The short version is that I enjoyed the movie: good story, fine performances, interesting conflicts. In case you don't know, the movie is about the emergence of Albert Einstein's theory of general relativity and his collaboration with Arthur Eddington for the experimental evidence that the theory is sound. It was particularly interesting to me because I'm trained as a scientist, and while I no longer do science, I'm still very interested in both theory and history.
The thing that appealed to me the most about this movie was how the background - World War I - affected the science in both Germany and Britain. Both Einstein and Eddington were portrayed as upstanding scientists, in it for the discovery of truth and knowledge, while the other scientists on both sides had other priorities. The Germans were mostly interested in science for the sake of building weapons for the war and to entice Einstein to work for the University of Berlin, Max Planck had to hide that they were supporting the war effort. In addition, he had to justify Einstein to the the university, explaining that his work on gravity doesn't have practical application, but proves to the world that German science is supreme.

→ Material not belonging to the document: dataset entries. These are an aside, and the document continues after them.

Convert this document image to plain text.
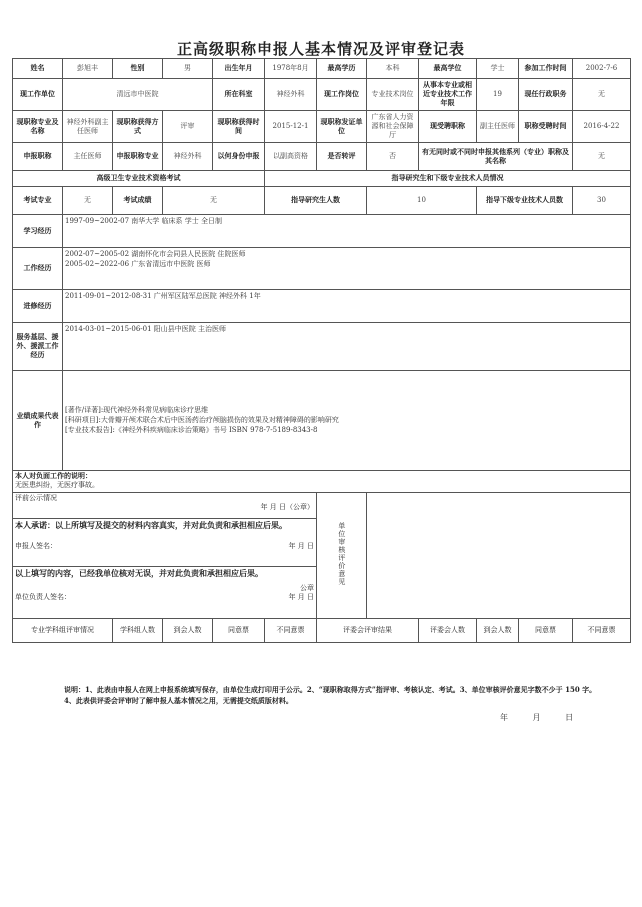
正高级职称申报人基本情况及评审登记表
姓名	彭旭丰	性别	男	出生年月	1978年8月	最高学历	本科	最高学位	学士	参加工作时间	2002-7-6
现工作单位	清远市中医院			所在科室	神经外科	现工作岗位	专业技术岗位	从事本专业或相近专业技术工作年限	19	现任行政职务	无
现职称专业及名称	神经外科副主任医师	现职称获得方式	评审	现职称获得时间	2015-12-1	现职称发证单位	广东省人力资源和社会保障厅	现受聘职称	副主任医师	职称受聘时间	2016-4-22
申报职称	主任医师	申报职称专业	神经外科	以何身份申报	以副高资格	是否转评	否	有无同时或不同时申报其他系列（专业）职称及其名称			无
高级卫生专业技术资格考试					指导研究生和下级专业技术人员情况						
考试专业	无	考试成绩	无		指导研究生人数		10		指导下级专业技术人员数		30
学习经历	1997-09~2002-07 南华大学 临床系 学士 全日制										

工作经历	2002-07~2005-02 湖南怀化市会同县人民医院 住院医师
2005-02~2022-06 广东省清远市中医院 医师										

进修经历	2011-09-01~2012-08-31 广州军区陆军总医院 神经外科 1年										

服务基层、援外、援派工作经历	2014-03-01~2015-06-01 阳山县中医院 主治医师										

业绩成果代表作	[著作/译著]:现代神经外科常见病临床诊疗思维
[科研项目]:大骨瓣开颅术联合术后中医汤药治疗颅脑损伤的效果及对精神障碍的影响研究
[专业技术报告]:《神经外科疾病临床诊治策略》书号 ISBN 978-7-5189-8343-8										

本人对负面工作的说明：
无医患纠纷，无医疗事故。											

评前公示情况
年 月 日（公章）						单位审核评价意见					

本人承诺：以上所填写及提交的材料内容真实，并对此负责和承担相应后果。
申报人签名： 年 月 日											

以上填写的内容，已经我单位核对无误，并对此负责和承担相应后果。
公章
单位负责人签名： 年 月 日											

专业学科组评审情况		学科组人数	到会人数	同意票	不同意票	评委会评审结果		评委会人数	到会人数	同意票	不同意票
说明：1、此表由申报人在网上申报系统填写保存，由单位生成打印用于公示。2、“现职称取得方式”指评审、考核认定、考试。3、单位审核评价意见字数不少于 150 字。4、此表供评委会评审时了解申报人基本情况之用，无需提交纸质版材料。
年 月 日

On the other side of the channel, the Royal Society was concentrating on maintaining Britain's edge over German science, in specific making sure that Newton's work was never contradicted. The head of the society, Sir Oliver Lodge, insisted on ignoring Einstein's work because Einstein was German and he was working on gravity, one of Newton's main contributions to physics. The way that both sets of scientists lost their scientific integrity under the pressure of more political and emotional matters, and the fact that both sides corrupted in a different way, was fascinating.

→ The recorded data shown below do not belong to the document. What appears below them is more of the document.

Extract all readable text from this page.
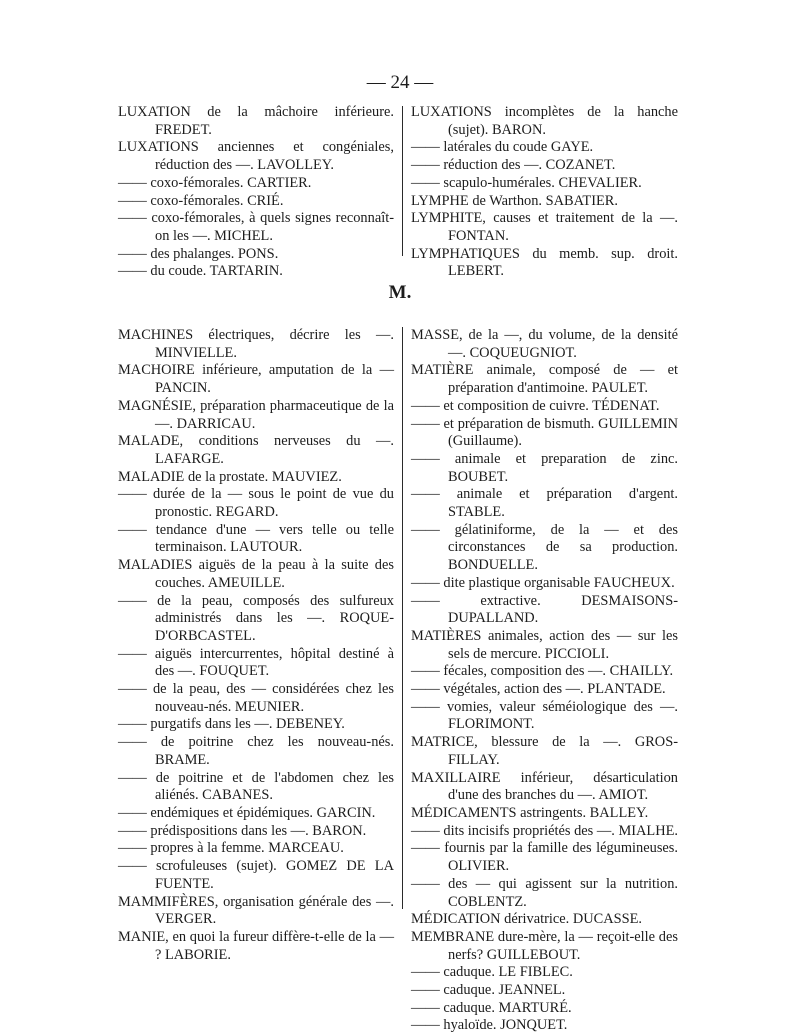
— 24 —

LUXATION de la mâchoire inférieure. FREDET.

LUXATIONS anciennes et congéniales, réduction des —. LAVOLLEY.

—— coxo-fémorales. CARTIER.

—— coxo-fémorales. CRIÉ.

—— coxo-fémorales, à quels signes reconnaît-on les —. MICHEL.

—— des phalanges. PONS.

—— du coude. TARTARIN.

LUXATIONS incomplètes de la hanche (sujet). BARON.

—— latérales du coude GAYE.

—— réduction des —. COZANET.

—— scapulo-humérales. CHEVALIER.

LYMPHE de Warthon. SABATIER.

LYMPHITE, causes et traitement de la —. FONTAN.

LYMPHATIQUES du memb. sup. droit. LEBERT.

M.

MACHINES électriques, décrire les —. MINVIELLE.

MACHOIRE inférieure, amputation de la — PANCIN.

MAGNÉSIE, préparation pharmaceutique de la —. DARRICAU.

MALADE, conditions nerveuses du —. LAFARGE.

MALADIE de la prostate. MAUVIEZ.

—— durée de la — sous le point de vue du pronostic. REGARD.

—— tendance d'une — vers telle ou telle terminaison. LAUTOUR.

MALADIES aiguës de la peau à la suite des couches. AMEUILLE.

—— de la peau, composés des sulfureux administrés dans les —. ROQUE-D'ORBCASTEL.

—— aiguës intercurrentes, hôpital destiné à des —. FOUQUET.

—— de la peau, des — considérées chez les nouveau-nés. MEUNIER.

—— purgatifs dans les —. DEBENEY.

—— de poitrine chez les nouveau-nés. BRAME.

—— de poitrine et de l'abdomen chez les aliénés. CABANES.

—— endémiques et épidémiques. GARCIN.

—— prédispositions dans les —. BARON.

—— propres à la femme. MARCEAU.

—— scrofuleuses (sujet). GOMEZ DE LA FUENTE.

MAMMIFÈRES, organisation générale des —. VERGER.

MANIE, en quoi la fureur diffère-t-elle de la — ? LABORIE.

MASSE, de la —, du volume, de la densité —. COQUEUGNIOT.

MATIÈRE animale, composé de — et préparation d'antimoine. PAULET.

—— et composition de cuivre. TÉDENAT.

—— et préparation de bismuth. GUILLEMIN (Guillaume).

—— animale et preparation de zinc. BOUBET.

—— animale et préparation d'argent. STABLE.

—— gélatiniforme, de la — et des circonstances de sa production. BONDUELLE.

—— dite plastique organisable FAUCHEUX.

—— extractive. DESMAISONS-DUPALLAND.

MATIÈRES animales, action des — sur les sels de mercure. PICCIOLI.

—— fécales, composition des —. CHAILLY.

—— végétales, action des —. PLANTADE.

—— vomies, valeur séméiologique des —. FLORIMONT.

MATRICE, blessure de la —. GROS-FILLAY.

MAXILLAIRE inférieur, désarticulation d'une des branches du —. AMIOT.

MÉDICAMENTS astringents. BALLEY.

—— dits incisifs propriétés des —. MIALHE.

—— fournis par la famille des légumineuses. OLIVIER.

—— des — qui agissent sur la nutrition. COBLENTZ.

MÉDICATION dérivatrice. DUCASSE.

MEMBRANE dure-mère, la — reçoit-elle des nerfs? GUILLEBOUT.

—— caduque. LE FIBLEC.

—— caduque. JEANNEL.

—— caduque. MARTURÉ.

—— hyaloïde. JONQUET.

The individual stories of Einstein and Eddington were less interesting, especially Einstein's, at least to me. In reality, Eddington was very concerned with reconciling his science with his Quaker faith, and this was touched upon in the film, though only lightly - his struggles in that direction happened much later in life. In the film, he was more concerned with fighting the British bias in order to seek the truth that he suspected was in Einstein's theory. He also took stands against the general hatred of Germans and the attacks on Quakers because they were pacifists and did not go to war with the rest of Britain, which, at least from his Wikipedia article, seems to be in-character for him. The film did touch upon his sexual orientation, having him have to deal with his unrequited male love interest going to war and dying at the hands of German chemical weapons, but I was very glad that his orientation in itself was only a minor point - the film could easily have centered his motivations on it. Instead, it used the situation to contrast him with Sir Oliver: both Eddington lost William and Sir Oliver lost his son at the Battle of Ypres to the Germans' chlorine gas, but while Sir Oliver reacted by rejecting all German science and making cooperation with German scientists a treasonous offense, Eddington fought to support Einstein's work, because he believed that though the Germans and the British were at war, science stands apart and should not be influenced by it.

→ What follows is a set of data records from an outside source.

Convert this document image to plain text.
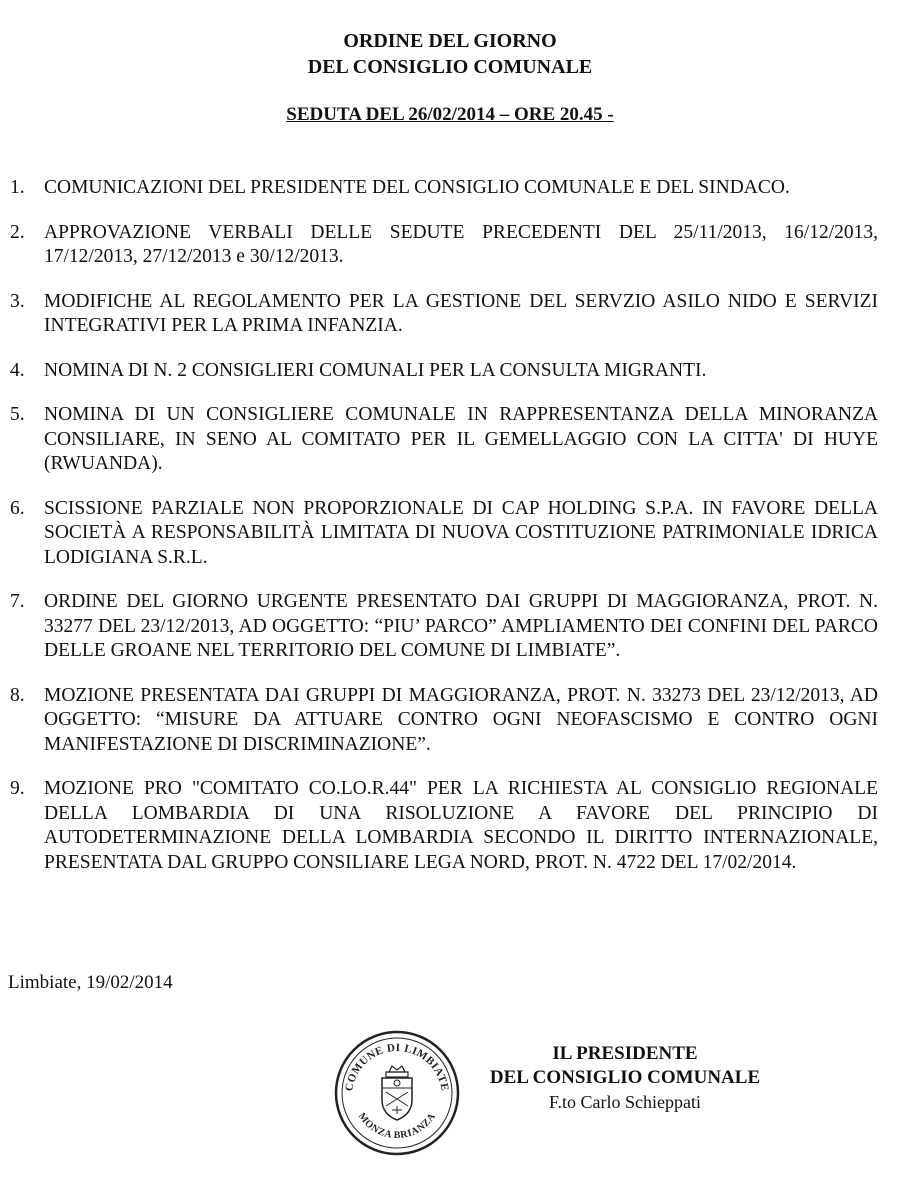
ORDINE DEL GIORNO
DEL CONSIGLIO COMUNALE
SEDUTA DEL 26/02/2014 – ORE 20.45 -
1. COMUNICAZIONI DEL PRESIDENTE DEL CONSIGLIO COMUNALE E DEL SINDACO.
2. APPROVAZIONE VERBALI DELLE SEDUTE PRECEDENTI DEL 25/11/2013, 16/12/2013, 17/12/2013, 27/12/2013 e 30/12/2013.
3. MODIFICHE AL REGOLAMENTO PER LA GESTIONE DEL SERVZIO ASILO NIDO E SERVIZI INTEGRATIVI PER LA PRIMA INFANZIA.
4. NOMINA DI N. 2 CONSIGLIERI COMUNALI PER LA CONSULTA MIGRANTI.
5. NOMINA DI UN CONSIGLIERE COMUNALE IN RAPPRESENTANZA DELLA MINORANZA CONSILIARE, IN SENO AL COMITATO PER IL GEMELLAGGIO CON LA CITTA' DI HUYE (RWUANDA).
6. SCISSIONE PARZIALE NON PROPORZIONALE DI CAP HOLDING S.P.A. IN FAVORE DELLA SOCIETÀ A RESPONSABILITÀ LIMITATA DI NUOVA COSTITUZIONE PATRIMONIALE IDRICA LODIGIANA S.R.L.
7. ORDINE DEL GIORNO URGENTE PRESENTATO DAI GRUPPI DI MAGGIORANZA, PROT. N. 33277 DEL 23/12/2013, AD OGGETTO: “PIU’ PARCO” AMPLIAMENTO DEI CONFINI DEL PARCO DELLE GROANE NEL TERRITORIO DEL COMUNE DI LIMBIATE”.
8. MOZIONE PRESENTATA DAI GRUPPI DI MAGGIORANZA, PROT. N. 33273 DEL 23/12/2013, AD OGGETTO: “MISURE DA ATTUARE CONTRO OGNI NEOFASCISMO E CONTRO OGNI MANIFESTAZIONE DI DISCRIMINAZIONE”.
9. MOZIONE PRO "COMITATO CO.LO.R.44" PER LA RICHIESTA AL CONSIGLIO REGIONALE DELLA LOMBARDIA DI UNA RISOLUZIONE A FAVORE DEL PRINCIPIO DI AUTODETERMINAZIONE DELLA LOMBARDIA SECONDO IL DIRITTO INTERNAZIONALE, PRESENTATA DAL GRUPPO CONSILIARE LEGA NORD, PROT. N. 4722 DEL 17/02/2014.
Limbiate, 19/02/2014
COMUNE DI LIMBIATE
MONZA BRIANZA
IL PRESIDENTE
DEL CONSIGLIO COMUNALE
F.to Carlo Schieppati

Einstein's story, to me, was not at all sympathetic. He started in Switzerland with his family - his wife Mileva and his two sons - and moved to Berlin to work at the university. There, he met his cousin Elsa, with whom he had a love affair (he later married her). His story was thus about this affair and the breakdown of his marriage with Mileva, while also dealing with the increasing pressure from the university to produce something to show up the British and to publicly support the German war effort. Unfortunately, I found the portrayal of the love affair to be rather forced, with some attempt at being artsy by having them express their love through discussing how they felt about different composers' music. Throw in one very abrupt and unnecessary sex scene in a classroom at the University of Berlin, and I pretty much felt no interest in the character at all. Eventually, I was watching the German side of the story only for the scenes with Planck, which is sad because the movie definitely spent more time on Einstein than on Eddington.
In the end, Eddington proves the merit of Einstein's theory by experiment, and despite the threats of being arrested for treason, presents his findings to the Royal Society, directly confronting Sir Oliver's bias. With his results, Einstein of course is finally recognized for his achievements. Thus, though the emphasis of the story was on Einstein and his love affair, the real hero of the film was Eddington, who developed from the tentative, shy new director of the Cambridge Observatory who was derided for being too young for the post into the man who risked treason and opposed the director of the Royal Society to uphold his beliefs and support Einstein for the sake of science. I think that if Einstein's part of the story had a point, if Einstein had developed at all, this might have been a fantastic film (well, maybe - some of the important speeches were a trifle forced and preachy), or perhaps they should have made the film primarily about Eddington, with Einstein only appearing to provide context. However, I did find it to be enjoyable and educational, and it was a good way to spend ninety-four minutes.